Quoting Prof. Mollick's paper: "...the percentage funded of failed projects
remain very similar for smaller projects (mean .149, SD .18 for projects under
$1,000) and relative larger ones (mean .101, SD .14 for projects over $1,000).
We would expect that, if self-funding was the reason that few projects were
moderate failures, that cheaper projects would be more easily self-funded, and
therefore would have a lower, not higher, mean percentage funded for failed
projects, since relatively larger funding gaps would still be cheap to self-
fund."

------
wangarific
One other factor to consider is that if you're close to reaching your goal, it
might make sense to fund yourself just to get access to the contributions thus
far.
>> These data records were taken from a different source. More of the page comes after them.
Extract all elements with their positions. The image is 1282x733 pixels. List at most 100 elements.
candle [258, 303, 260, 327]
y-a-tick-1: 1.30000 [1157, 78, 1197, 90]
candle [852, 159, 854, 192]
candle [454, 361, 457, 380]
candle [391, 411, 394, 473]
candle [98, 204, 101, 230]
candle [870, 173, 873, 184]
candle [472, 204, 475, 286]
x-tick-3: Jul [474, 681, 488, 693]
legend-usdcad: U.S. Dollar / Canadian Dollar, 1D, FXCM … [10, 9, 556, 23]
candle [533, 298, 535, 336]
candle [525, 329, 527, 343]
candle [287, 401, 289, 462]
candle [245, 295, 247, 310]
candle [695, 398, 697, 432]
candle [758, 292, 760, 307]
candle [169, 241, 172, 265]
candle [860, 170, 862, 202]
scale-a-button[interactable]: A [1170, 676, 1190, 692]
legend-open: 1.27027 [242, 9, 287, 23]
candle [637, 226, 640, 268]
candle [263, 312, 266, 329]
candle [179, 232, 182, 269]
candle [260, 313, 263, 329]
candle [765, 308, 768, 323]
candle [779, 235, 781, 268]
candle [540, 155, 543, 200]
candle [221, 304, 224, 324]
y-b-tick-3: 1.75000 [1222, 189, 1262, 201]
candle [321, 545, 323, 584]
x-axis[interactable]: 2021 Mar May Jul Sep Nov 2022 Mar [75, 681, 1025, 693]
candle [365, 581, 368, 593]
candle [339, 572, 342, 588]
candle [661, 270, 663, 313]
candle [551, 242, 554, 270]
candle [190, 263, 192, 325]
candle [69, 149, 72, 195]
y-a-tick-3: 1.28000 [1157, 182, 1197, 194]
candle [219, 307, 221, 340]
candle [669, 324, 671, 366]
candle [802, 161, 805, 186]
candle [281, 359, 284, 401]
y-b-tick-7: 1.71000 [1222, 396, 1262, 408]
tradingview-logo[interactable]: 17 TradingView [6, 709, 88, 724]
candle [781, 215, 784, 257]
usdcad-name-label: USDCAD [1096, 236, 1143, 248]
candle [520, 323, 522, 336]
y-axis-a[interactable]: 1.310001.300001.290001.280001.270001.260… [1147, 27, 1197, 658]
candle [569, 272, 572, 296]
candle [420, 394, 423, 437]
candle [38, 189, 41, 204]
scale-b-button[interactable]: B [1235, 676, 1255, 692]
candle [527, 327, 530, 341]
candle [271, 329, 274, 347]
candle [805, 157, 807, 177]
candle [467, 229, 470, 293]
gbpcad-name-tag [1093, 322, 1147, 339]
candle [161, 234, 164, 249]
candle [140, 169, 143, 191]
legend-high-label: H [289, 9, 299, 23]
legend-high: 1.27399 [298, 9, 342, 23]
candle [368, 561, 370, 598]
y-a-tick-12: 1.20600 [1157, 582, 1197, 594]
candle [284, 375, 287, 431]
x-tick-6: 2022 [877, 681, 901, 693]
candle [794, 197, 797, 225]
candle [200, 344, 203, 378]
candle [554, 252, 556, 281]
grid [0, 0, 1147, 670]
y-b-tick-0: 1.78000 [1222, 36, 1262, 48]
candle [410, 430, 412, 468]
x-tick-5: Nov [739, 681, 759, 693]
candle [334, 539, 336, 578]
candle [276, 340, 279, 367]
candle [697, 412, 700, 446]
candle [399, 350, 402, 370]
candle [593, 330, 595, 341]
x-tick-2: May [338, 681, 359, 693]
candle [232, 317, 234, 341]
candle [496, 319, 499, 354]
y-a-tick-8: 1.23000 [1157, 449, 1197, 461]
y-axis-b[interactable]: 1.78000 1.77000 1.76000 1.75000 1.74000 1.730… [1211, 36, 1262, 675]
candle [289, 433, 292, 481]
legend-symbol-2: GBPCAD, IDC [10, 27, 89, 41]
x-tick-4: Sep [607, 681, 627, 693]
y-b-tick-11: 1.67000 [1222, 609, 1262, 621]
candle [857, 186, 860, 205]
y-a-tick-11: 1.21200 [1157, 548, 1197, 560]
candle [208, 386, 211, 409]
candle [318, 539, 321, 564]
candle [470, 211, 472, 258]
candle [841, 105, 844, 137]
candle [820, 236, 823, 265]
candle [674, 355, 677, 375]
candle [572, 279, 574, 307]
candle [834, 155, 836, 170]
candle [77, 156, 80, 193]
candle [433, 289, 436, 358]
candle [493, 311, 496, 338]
So if you're at 90% of your goal, you kick in the difference of 10%, pay
the fee (5%), and get access to the 90% that people kicked in. So if you're
close, it makes sense to pay... which probably eliminates all 80-99% funded
failed projects.

------
impendia
Something a bit sad about how the map is dominated by a few huge circles, and
the circles in "flyover country" are small indeed.

Suspecting wrongly that the mapmaker had goofed, I checked: the amount of
funding is indeed proportional to the _area_ , as it should be.

------
KarenC
Appsblogger is one to watch. Thanks for sharing.